Start-ups often try out new business models or products and to that extent face a high failure rate; of course, limited ones that are successful provide outstanding returns. SEBI has done well to restrict retail investors' participation in this segment. Start-ups will be traded on Institutional Trading Platform (ITP) where the minimum trading lot will be INR1m, ensuring participation by investors who have a higher ability to withstand losses than retail investors.

 

SEBI has provided flexibility on deciding the basis of issue price as deemed fit by issuers. As such, most start-ups do not have sufficient earnings and would not be able to use standard valuation parameters such as price to earnings or earnings per share. To the extent the economics of vaulations is driven by an entity's ability to generate free cash flows at some point in time in future, in absence of standard valuation metrics even institutional investors may find valuation a challenge. In extreme cases, this may lead to the creation of 'start-up' bubbles.

Likewise, SEBI has provided the flexibility to disclose only broad objects of the issue and has removed the cap on the amount raised for general corporate purposes. Such flexibilities are likely to ease the issuance process of bonafide technology start-ups.

Even institutional investors find valuations difficult, and to that extent the liquidity of such trades will be significantly affected. However, the agency expects confident start-ups with aspirations for entering into the main exchanges after three years to voluntarily go for a higher level of disclosures to build confidence in market participants.
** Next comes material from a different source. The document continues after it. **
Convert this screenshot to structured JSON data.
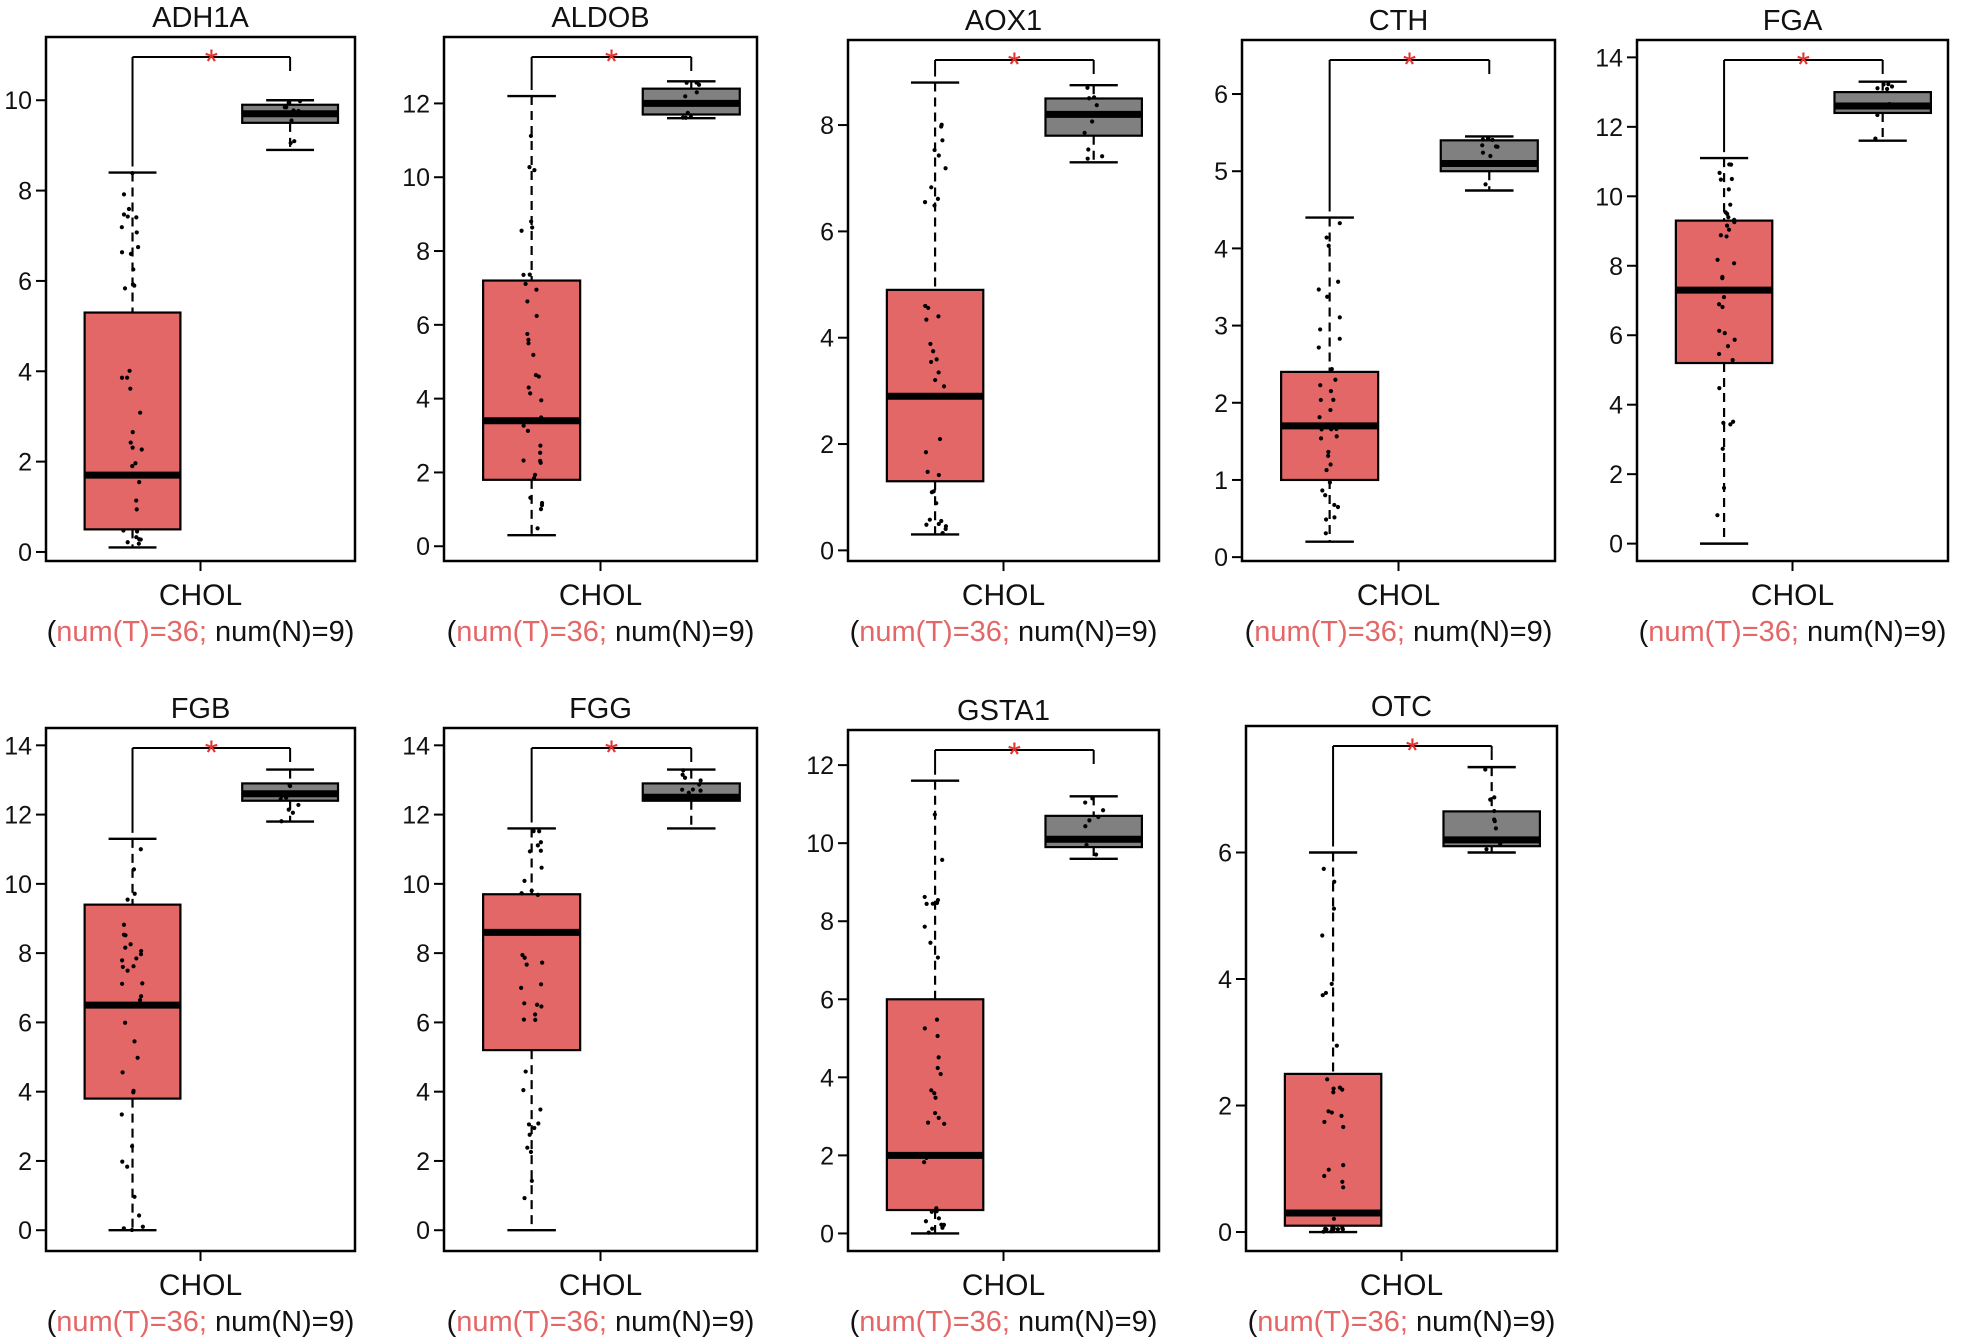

Additionally, one needs to be wary of corporates taking advantage of such flexibilities to raise capital for spurious reasons. A rare errant promoter may exhibit a lack of accountability since the lock-in period for promoters and other pre-listing investors has been reduced to six months, as against three years for other companies. Insofar, the economic viability of most start-ups may be difficult to assess. Thus, all concerned should be cautious that the current mode of capital raising is not misused for saving taxes or making other gratuitous payments.